Inside an air‑gapped cluster:

Run ouk-fetch.sh from the admin node.
Load images into the internal registry:

ctr -n k8s.io images import ./ouk-bundle/*.tar

Use the same pipeline snippets; DNS points to registry.git.stella-ops.ru via local CoreDNS override.

## 7 Variant D – Enforce Gate in Prod

# Free tier: 333 scans/day without large delay added
santech scan \
  --image registry.prod.corp/app:${TAG} \
  --delta \
  --policy-file prod.rego \
  --enforce \
  --endpoint https://stella.prod \
  || { echo "Security gate blocked release!"; exit 1; }

--enforce turns warnings into non‑zero exit codes.

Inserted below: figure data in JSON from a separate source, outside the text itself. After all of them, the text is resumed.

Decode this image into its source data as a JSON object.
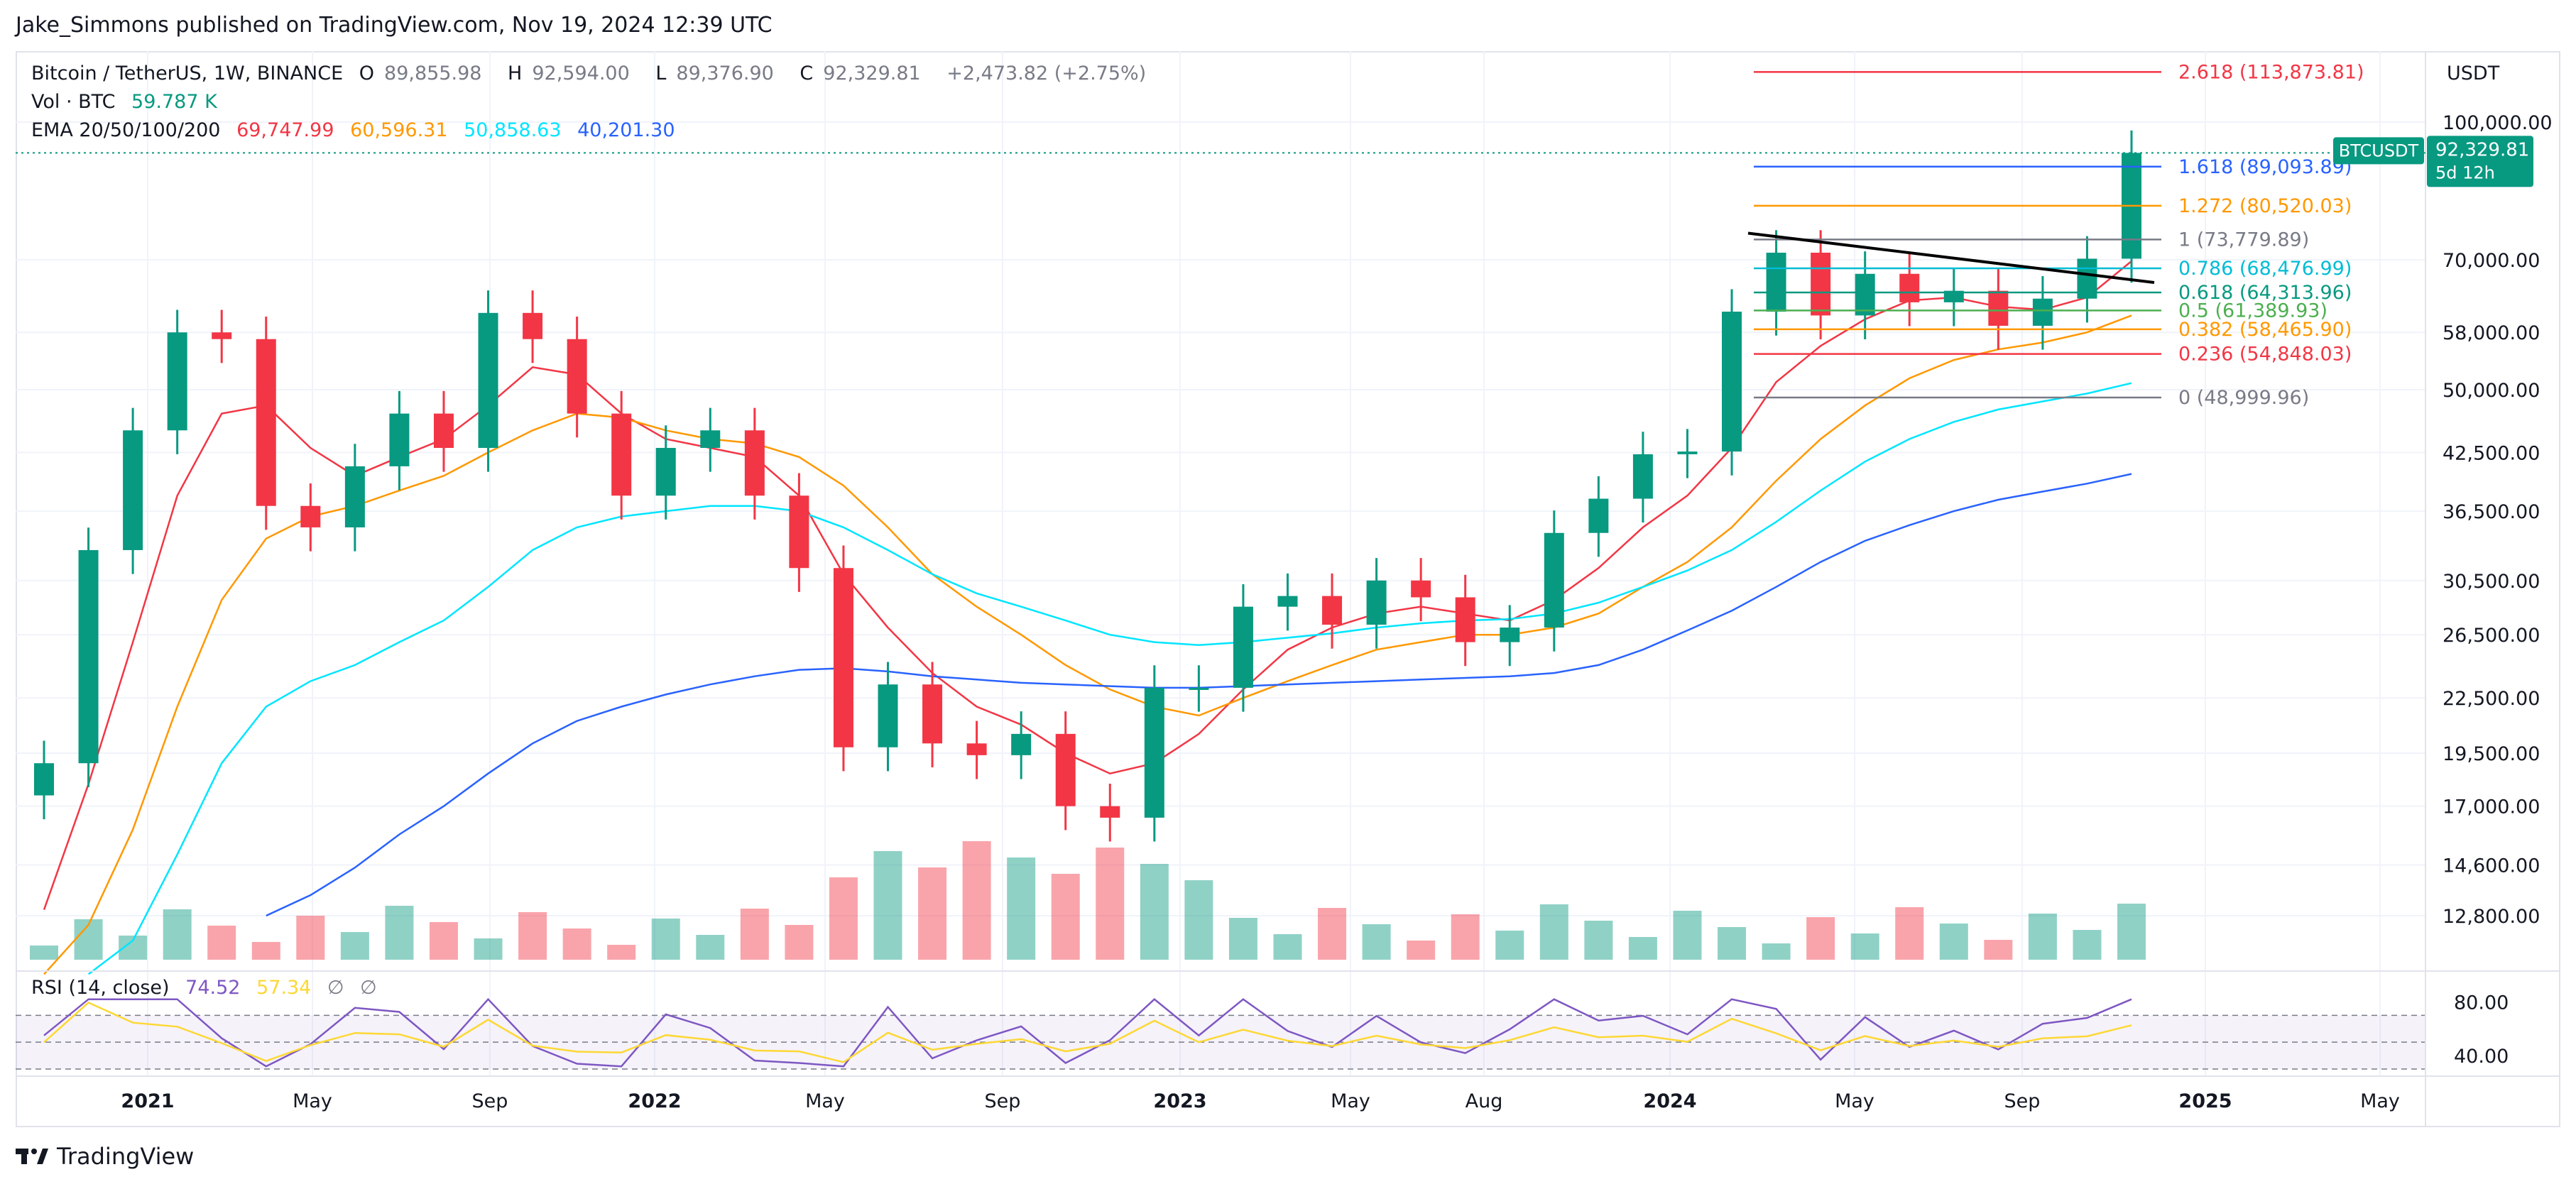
{
  "author_line": "Jake_Simmons published on TradingView.com, Nov 19, 2024 12:39 UTC",
  "footer": {
    "brand": "TradingView",
    "logo_icon": "tradingview-logo-icon"
  },
  "legend": {
    "symbol": "Bitcoin / TetherUS, 1W, BINANCE",
    "open_label": "O",
    "open": "89,855.98",
    "high_label": "H",
    "high": "92,594.00",
    "low_label": "L",
    "low": "89,376.90",
    "close_label": "C",
    "close": "92,329.81",
    "change": "+2,473.82 (+2.75%)",
    "vol_label": "Vol · BTC",
    "vol_value": "59.787 K",
    "ema_label": "EMA 20/50/100/200",
    "ema_values": [
      "69,747.99",
      "60,596.31",
      "50,858.63",
      "40,201.30"
    ],
    "ema_colors": [
      "#f23645",
      "#ff9800",
      "#00e5ff",
      "#2962ff"
    ],
    "rsi_label": "RSI (14, close)",
    "rsi_value": "74.52",
    "rsi_ma": "57.34",
    "rsi_na1": "∅",
    "rsi_na2": "∅"
  },
  "price_axis": {
    "currency": "USDT",
    "ticks": [
      "100,000.00",
      "70,000.00",
      "58,000.00",
      "50,000.00",
      "42,500.00",
      "36,500.00",
      "30,500.00",
      "26,500.00",
      "22,500.00",
      "19,500.00",
      "17,000.00",
      "14,600.00",
      "12,800.00"
    ],
    "last_price_symbol": "BTCUSDT",
    "last_price": "92,329.81",
    "countdown": "5d 12h"
  },
  "rsi_axis": {
    "ticks": [
      "80.00",
      "40.00"
    ]
  },
  "time_axis": {
    "ticks": [
      "2021",
      "May",
      "Sep",
      "2022",
      "May",
      "Sep",
      "2023",
      "May",
      "Aug",
      "2024",
      "May",
      "Sep",
      "2025",
      "May"
    ]
  },
  "fibonacci": [
    {
      "label": "2.618 (113,873.81)",
      "color": "#f23645"
    },
    {
      "label": "1.618 (89,093.89)",
      "color": "#2962ff"
    },
    {
      "label": "1.272 (80,520.03)",
      "color": "#ff9800"
    },
    {
      "label": "1 (73,779.89)",
      "color": "#787b86"
    },
    {
      "label": "0.786 (68,476.99)",
      "color": "#00bcd4"
    },
    {
      "label": "0.618 (64,313.96)",
      "color": "#089981"
    },
    {
      "label": "0.5 (61,389.93)",
      "color": "#4caf50"
    },
    {
      "label": "0.382 (58,465.90)",
      "color": "#ff9800"
    },
    {
      "label": "0.236 (54,848.03)",
      "color": "#f23645"
    },
    {
      "label": "0 (48,999.96)",
      "color": "#787b86"
    }
  ],
  "chart_data": {
    "type": "candlestick",
    "title": "Bitcoin / TetherUS, 1W, BINANCE",
    "y_scale": "log",
    "ylim": [
      11000,
      125000
    ],
    "series": [
      {
        "name": "BTCUSDT",
        "dates": [
          "2020-12",
          "2021-01",
          "2021-02",
          "2021-03",
          "2021-04",
          "2021-05",
          "2021-06",
          "2021-07",
          "2021-08",
          "2021-09",
          "2021-10",
          "2021-11",
          "2021-12",
          "2022-01",
          "2022-02",
          "2022-03",
          "2022-04",
          "2022-05",
          "2022-06",
          "2022-07",
          "2022-08",
          "2022-09",
          "2022-10",
          "2022-11",
          "2022-12",
          "2023-01",
          "2023-02",
          "2023-03",
          "2023-04",
          "2023-05",
          "2023-06",
          "2023-07",
          "2023-08",
          "2023-09",
          "2023-10",
          "2023-11",
          "2023-12",
          "2024-01",
          "2024-02",
          "2024-03",
          "2024-04",
          "2024-05",
          "2024-06",
          "2024-07",
          "2024-08",
          "2024-09",
          "2024-10",
          "2024-11"
        ],
        "close": [
          19000,
          33000,
          45000,
          58000,
          57000,
          37000,
          35000,
          41000,
          47000,
          43000,
          61000,
          57000,
          47000,
          38000,
          43000,
          45000,
          38000,
          31500,
          19800,
          23300,
          20000,
          19400,
          20500,
          17000,
          16500,
          23100,
          23100,
          28500,
          29300,
          27200,
          30500,
          29200,
          26000,
          27000,
          34500,
          37700,
          42300,
          42600,
          61200,
          71300,
          60600,
          67500,
          62700,
          64600,
          59000,
          63300,
          70200,
          92330
        ]
      },
      {
        "name": "EMA 20",
        "values": [
          13000,
          18000,
          26000,
          38000,
          47000,
          48000,
          43000,
          40000,
          42000,
          44000,
          48000,
          53000,
          52000,
          47000,
          44000,
          43000,
          42000,
          38000,
          31000,
          27000,
          24000,
          22000,
          21000,
          19500,
          18500,
          19000,
          20500,
          23000,
          25500,
          27000,
          28000,
          28500,
          28000,
          27500,
          29000,
          31500,
          35000,
          38000,
          43000,
          51000,
          56000,
          60000,
          63000,
          63500,
          62000,
          61500,
          63500,
          69748
        ]
      },
      {
        "name": "EMA 50",
        "values": [
          11000,
          12500,
          16000,
          22000,
          29000,
          34000,
          36000,
          37000,
          38500,
          40000,
          42500,
          45000,
          47000,
          46500,
          45000,
          44000,
          43500,
          42000,
          39000,
          35000,
          31000,
          28500,
          26500,
          24500,
          23000,
          22000,
          21500,
          22500,
          23500,
          24500,
          25500,
          26000,
          26500,
          26500,
          27000,
          28000,
          30000,
          32000,
          35000,
          39500,
          44000,
          48000,
          51500,
          54000,
          55500,
          56500,
          58000,
          60596
        ]
      },
      {
        "name": "EMA 100",
        "values": [
          null,
          11000,
          12000,
          15000,
          19000,
          22000,
          23500,
          24500,
          26000,
          27500,
          30000,
          33000,
          35000,
          36000,
          36500,
          37000,
          37000,
          36500,
          35000,
          33000,
          31000,
          29500,
          28500,
          27500,
          26500,
          26000,
          25800,
          26000,
          26300,
          26600,
          27000,
          27300,
          27500,
          27600,
          28000,
          28800,
          30000,
          31300,
          33000,
          35500,
          38500,
          41500,
          44000,
          46000,
          47500,
          48500,
          49500,
          50859
        ]
      },
      {
        "name": "EMA 200",
        "values": [
          null,
          null,
          null,
          null,
          null,
          12800,
          13500,
          14500,
          15800,
          17000,
          18500,
          20000,
          21200,
          22000,
          22700,
          23300,
          23800,
          24200,
          24300,
          24100,
          23800,
          23600,
          23400,
          23300,
          23200,
          23100,
          23100,
          23200,
          23300,
          23400,
          23500,
          23600,
          23700,
          23800,
          24000,
          24500,
          25500,
          26800,
          28200,
          30000,
          32000,
          33800,
          35200,
          36500,
          37600,
          38400,
          39200,
          40201
        ]
      }
    ]
  }
}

## 8 Cheat‑Sheet (CLI Flags)

Flag / Env	Meaning	Default
`--sbom-type`	Force SBOM output format (`trivy‑json-v2` …)	Auto
`--delta` `STELLA_DELTA=1`	Enable layer diff / `/layers/missing` fast path.	Off
`--policy-file`	Import YAML/Rego before scan.	None
`--threshold`	Fails scan if sev ≥ threshold.	High
`--enforce`	Exit non‑zero on policy block.	Off
`--endpoint`	API base URL.	`http://localhost:8080`
`--insecure`	Skip TLS verify (test only!).	Off

## 9 FAQ

Q – I need Syft + SPDX, what changes?
A – Set --sbom-type spdx-json; Trivy is bypassed and the scanner plugin selects Syft.

Q – Can I run Santech as rootless?
A – Yes; mount the host’s Docker socket via --userns=keep-id or use --context host with nerdctl.

Q – Does Δ‑SBOM work for multi‑arch manifests?
A – Today it only checks linux/amd64 layers; roadmap item Q1‑2026 widens support.

## 10 Change Log

Date	Note
2025‑07‑14	Added internal registry, Δ‑SBOM, multi‑format & policy flows
2025‑07‑12	Initial public recipe set (GitHub, GitLab, Tekton, shell).